Ben Shelton affrontera Alexander Zverev en finale de l’US Open. Mais pour une raison assez simple (et franchement pas négociable), sa principale supportrice habituelle ne fera pas le déplacement à New York : elle est retenue par un match programmé en parallèle.
Dimanche, le joueur de 23 ans disputera sa toute première finale de Grand Chelem au Arthur Ashe Stadium. En face, il retrouve Alexander Zverev. De son côté, Trinity Rodman, sa petite amie, doit jouer pour le Washington Spirit, avec un match de NWSL contre Boston Legacy à l’horaire prévu.
Le coup d’envoi est fixé à 13h, heure locale (19h, heure de Paris). Problème : l’échéance de la finale de l’US Open de Shelton face à Zverev démarre une heure plus tard. Autant dire que la journée risque d’être rythmée par des allers-retours… entre télévisions et calendriers.
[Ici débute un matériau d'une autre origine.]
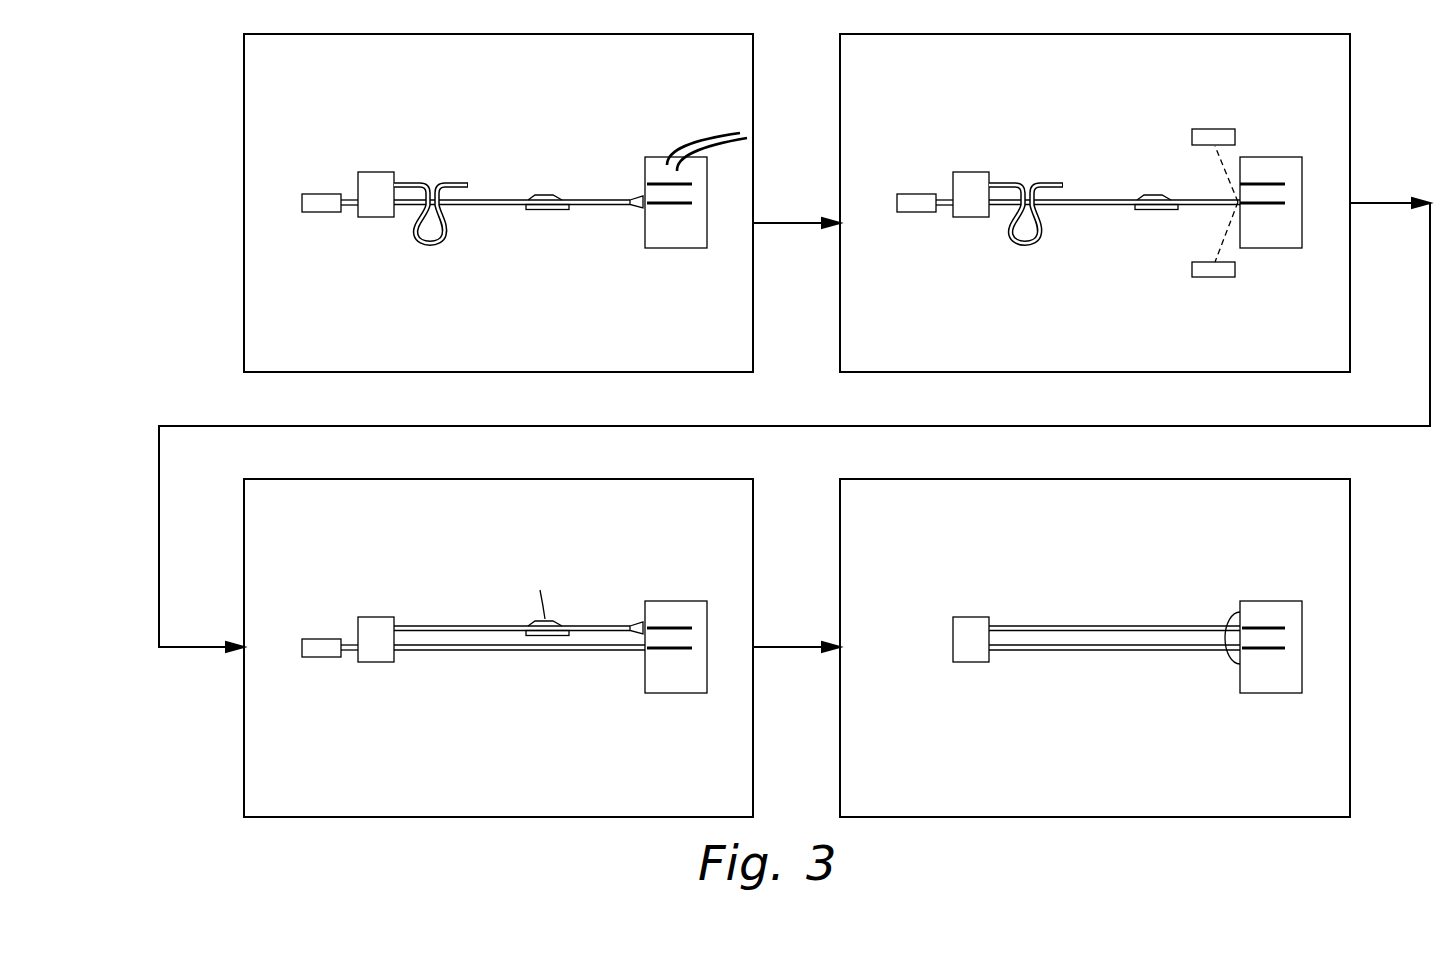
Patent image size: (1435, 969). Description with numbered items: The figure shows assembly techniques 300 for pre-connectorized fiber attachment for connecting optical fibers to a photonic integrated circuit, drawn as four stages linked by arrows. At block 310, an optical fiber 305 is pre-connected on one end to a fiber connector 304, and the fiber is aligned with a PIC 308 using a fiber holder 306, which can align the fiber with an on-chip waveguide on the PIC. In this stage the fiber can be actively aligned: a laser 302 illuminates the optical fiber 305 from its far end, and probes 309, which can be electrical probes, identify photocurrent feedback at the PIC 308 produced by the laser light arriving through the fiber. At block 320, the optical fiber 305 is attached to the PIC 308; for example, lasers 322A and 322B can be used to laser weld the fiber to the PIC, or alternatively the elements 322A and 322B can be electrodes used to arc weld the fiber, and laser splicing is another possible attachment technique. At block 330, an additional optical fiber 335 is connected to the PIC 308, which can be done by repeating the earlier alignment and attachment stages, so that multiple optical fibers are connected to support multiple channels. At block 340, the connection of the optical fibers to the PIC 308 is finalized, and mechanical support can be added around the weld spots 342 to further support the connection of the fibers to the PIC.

The assembly techniques 300 is at (188, 62).
The laser 302 is at (321, 193).
The fiber connector 304 is at (381, 172).
The optical fiber 305 is at (510, 199).
The fiber holder 306 is at (545, 212).
The PIC 308 is at (680, 250).
The probes 309 is at (710, 132).
The block 310 is at (498, 203).
The block 320 is at (1095, 203).
The laser 322A is at (1212, 128).
The laser 322B is at (1212, 278).
The block 330 is at (498, 648).
The additional optical fiber 335 is at (468, 627).
The block 340 is at (1095, 648).
The weld spots 342 is at (1235, 616).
Trinity Rodman soutenait Ben Shelton à l’US Open
© IMAGO/MediaPunch
Pour Rodman, ce n’est pas une parenthèse dans l’agenda : l’internationale américaine fait partie du groupe du Washington Spirit et doit être alignée contre Boston Legacy. Dans ces conditions, elle ne pourra probablement pas suivre la finale de son compagnon depuis la loge — là où elle avait pu l’encourager lors des précédentes apparitions de Shelton à New York.
US Open : une chance historique pour Shelton face à Zverev
Âgée de 24 ans, Rodman a accompagné Shelton à plusieurs reprises durant sa quinzaine à l’US Open. Elle était notamment présente lors du quart de finale spectaculaire contre Carlos Alcaraz, match qui s’est terminé à 3h33 du matin.
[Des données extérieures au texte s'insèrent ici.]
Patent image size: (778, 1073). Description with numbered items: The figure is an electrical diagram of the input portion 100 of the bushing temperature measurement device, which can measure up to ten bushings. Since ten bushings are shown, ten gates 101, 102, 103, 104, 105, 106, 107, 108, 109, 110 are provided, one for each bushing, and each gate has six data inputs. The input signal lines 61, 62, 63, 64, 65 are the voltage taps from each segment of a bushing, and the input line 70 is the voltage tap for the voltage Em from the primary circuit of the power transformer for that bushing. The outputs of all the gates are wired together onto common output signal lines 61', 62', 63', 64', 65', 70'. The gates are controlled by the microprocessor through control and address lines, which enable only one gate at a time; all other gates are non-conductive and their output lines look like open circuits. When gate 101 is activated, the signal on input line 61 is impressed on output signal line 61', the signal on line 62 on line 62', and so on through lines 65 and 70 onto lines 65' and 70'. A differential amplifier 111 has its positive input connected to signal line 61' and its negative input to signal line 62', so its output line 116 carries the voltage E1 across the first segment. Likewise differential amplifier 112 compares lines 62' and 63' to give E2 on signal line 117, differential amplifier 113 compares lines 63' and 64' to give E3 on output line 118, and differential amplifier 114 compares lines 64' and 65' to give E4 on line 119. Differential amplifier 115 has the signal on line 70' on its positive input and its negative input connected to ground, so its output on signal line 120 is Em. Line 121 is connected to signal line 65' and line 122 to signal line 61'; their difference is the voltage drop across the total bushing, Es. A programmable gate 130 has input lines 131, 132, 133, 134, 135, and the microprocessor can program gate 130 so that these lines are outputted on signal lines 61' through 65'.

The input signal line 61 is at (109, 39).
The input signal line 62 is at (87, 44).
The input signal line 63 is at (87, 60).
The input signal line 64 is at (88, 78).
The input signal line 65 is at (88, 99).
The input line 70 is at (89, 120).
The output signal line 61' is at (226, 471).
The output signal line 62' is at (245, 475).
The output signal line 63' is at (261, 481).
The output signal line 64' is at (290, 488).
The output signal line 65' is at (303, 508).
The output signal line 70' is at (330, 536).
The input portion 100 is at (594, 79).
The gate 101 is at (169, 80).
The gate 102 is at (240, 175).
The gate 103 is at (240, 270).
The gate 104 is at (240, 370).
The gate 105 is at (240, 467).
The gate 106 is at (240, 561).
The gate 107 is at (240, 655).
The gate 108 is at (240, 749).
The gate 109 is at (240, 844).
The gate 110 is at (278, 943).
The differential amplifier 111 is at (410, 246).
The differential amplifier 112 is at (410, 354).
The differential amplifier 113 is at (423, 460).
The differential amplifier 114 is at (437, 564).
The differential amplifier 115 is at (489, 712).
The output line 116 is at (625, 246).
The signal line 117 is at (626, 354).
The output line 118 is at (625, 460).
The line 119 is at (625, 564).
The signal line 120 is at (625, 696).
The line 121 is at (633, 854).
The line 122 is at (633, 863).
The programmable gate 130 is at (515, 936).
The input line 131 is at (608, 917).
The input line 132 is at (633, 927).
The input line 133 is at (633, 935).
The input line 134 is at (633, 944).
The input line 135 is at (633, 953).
En demi-finale, Shelton a aussi dû remonter un handicap. Face à Frances Tiafoe, il a concédé le premier set (4-6), avant de s’imposer 6-3, 6-3 puis 7-5 pour décrocher son billet pour la finale.
Et comme si le tennis ne suffisait pas, le calendrier des deux sportifs complique tout : Shelton a récemment raconté le défi d’une relation quand les deux vivent au rythme des compétitions. « Certaines personnes peuvent dire qu’il est difficile de maintenir une relation quand les deux sont des sportifs professionnels. Mais, à mon avis, c’est très important d’avoir quelqu’un qui comprend ce qu’on traverse. »
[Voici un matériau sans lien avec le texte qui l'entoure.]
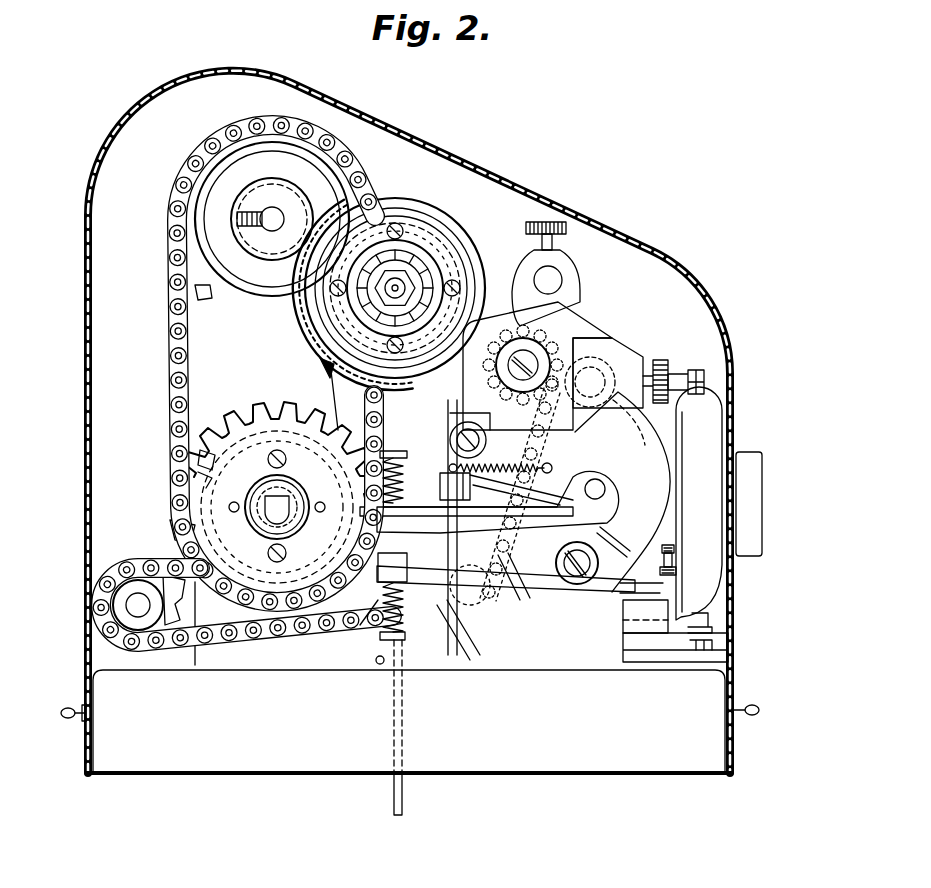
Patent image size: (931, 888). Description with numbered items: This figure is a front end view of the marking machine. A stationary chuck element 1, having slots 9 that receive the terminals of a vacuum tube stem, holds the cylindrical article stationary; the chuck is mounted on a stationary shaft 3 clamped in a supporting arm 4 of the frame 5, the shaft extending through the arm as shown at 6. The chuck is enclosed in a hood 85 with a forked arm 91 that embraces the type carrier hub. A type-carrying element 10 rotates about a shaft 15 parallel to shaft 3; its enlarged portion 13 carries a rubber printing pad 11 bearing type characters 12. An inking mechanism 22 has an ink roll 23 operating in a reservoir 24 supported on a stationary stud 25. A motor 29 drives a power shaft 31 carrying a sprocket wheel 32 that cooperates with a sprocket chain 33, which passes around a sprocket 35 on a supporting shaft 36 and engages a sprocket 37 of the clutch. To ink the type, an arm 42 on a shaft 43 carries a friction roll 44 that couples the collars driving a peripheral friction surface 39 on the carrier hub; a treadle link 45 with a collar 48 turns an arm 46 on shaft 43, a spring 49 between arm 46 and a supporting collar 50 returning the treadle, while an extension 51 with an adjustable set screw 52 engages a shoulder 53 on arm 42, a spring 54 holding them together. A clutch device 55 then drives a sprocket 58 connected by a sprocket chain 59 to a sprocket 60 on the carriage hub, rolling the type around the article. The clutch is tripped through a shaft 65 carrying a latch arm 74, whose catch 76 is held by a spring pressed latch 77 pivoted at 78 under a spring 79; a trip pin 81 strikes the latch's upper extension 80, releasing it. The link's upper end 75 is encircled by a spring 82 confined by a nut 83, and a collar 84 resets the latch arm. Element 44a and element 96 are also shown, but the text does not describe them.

The stationary chuck element 1 is at (245, 188).
The stationary shaft 3 is at (268, 218).
The supporting arm 4 is at (217, 430).
The frame 5 is at (709, 766).
The shaft extension 6 is at (403, 287).
The slots 9 is at (272, 182).
The type-carrying element 10 is at (449, 262).
The rubber printing pad 11 is at (322, 357).
The type characters 12 is at (340, 385).
The enlarged portion 13 is at (450, 227).
The shaft 15 is at (397, 285).
The inking mechanism 22 is at (620, 324).
The ink roll 23 is at (575, 302).
The reservoir 24 is at (597, 357).
The stationary stud 25 is at (583, 268).
The motor 29 is at (703, 417).
The power shaft 31 is at (450, 567).
The sprocket wheel 32 is at (437, 612).
The sprocket chain 33 is at (273, 637).
The sprocket 35 is at (167, 587).
The supporting shaft 36 is at (137, 613).
The sprocket 37 is at (180, 530).
The peripheral friction surface 39 is at (452, 237).
The arm 42 is at (645, 482).
The shaft 43 is at (578, 585).
The friction roll 44 is at (588, 427).
The bolt 44a is at (673, 363).
The treadle link 45 is at (405, 790).
The arm 46 is at (473, 593).
The collar 48 is at (392, 570).
The spring 49 is at (362, 633).
The supporting collar 50 is at (380, 660).
The extension 51 is at (652, 583).
The adjustable set screw 52 is at (650, 543).
The shoulder 53 is at (672, 560).
The spring 54 is at (676, 571).
The clutch device 55 is at (202, 477).
The sprocket 58 is at (208, 458).
The sprocket chain 59 is at (168, 337).
The sprocket 60 is at (200, 290).
The shaft 65 is at (595, 490).
The latch arm 74 is at (505, 580).
The upper end 75 is at (360, 487).
The catch 76 is at (495, 497).
The spring pressed latch 77 is at (450, 480).
The pivot 78 is at (486, 447).
The spring 79 is at (552, 468).
The upper extension 80 is at (398, 346).
The trip pin 81 is at (313, 362).
The spring 82 is at (282, 459).
The collar or nut 83 is at (387, 448).
The collar 84 is at (377, 532).
The hood 85 is at (307, 170).
The forked arm 91 is at (396, 252).
The ring 96 is at (412, 192).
Rodman et Shelton ont rendu leur relation publique en mars dernier.
Sur le plan sportif, Shelton vise bien plus qu’un simple premier titre. À New York, il pourrait devenir le premier Américain à remporter l’US Open depuis Andy Roddick en 2003. Il pourrait aussi devenir le premier Américain noir depuis Arthur Ashe, en 1972, à atteindre la finale de l’US Open.
Côté soutien, Shelton ne devrait toutefois pas trop se plaindre : même sans Rodman en tribunes, on imagine que les New-Yorkais seront au rendez-vous, avec l’envie de faire entendre leur voix dans la finale face à Zverev.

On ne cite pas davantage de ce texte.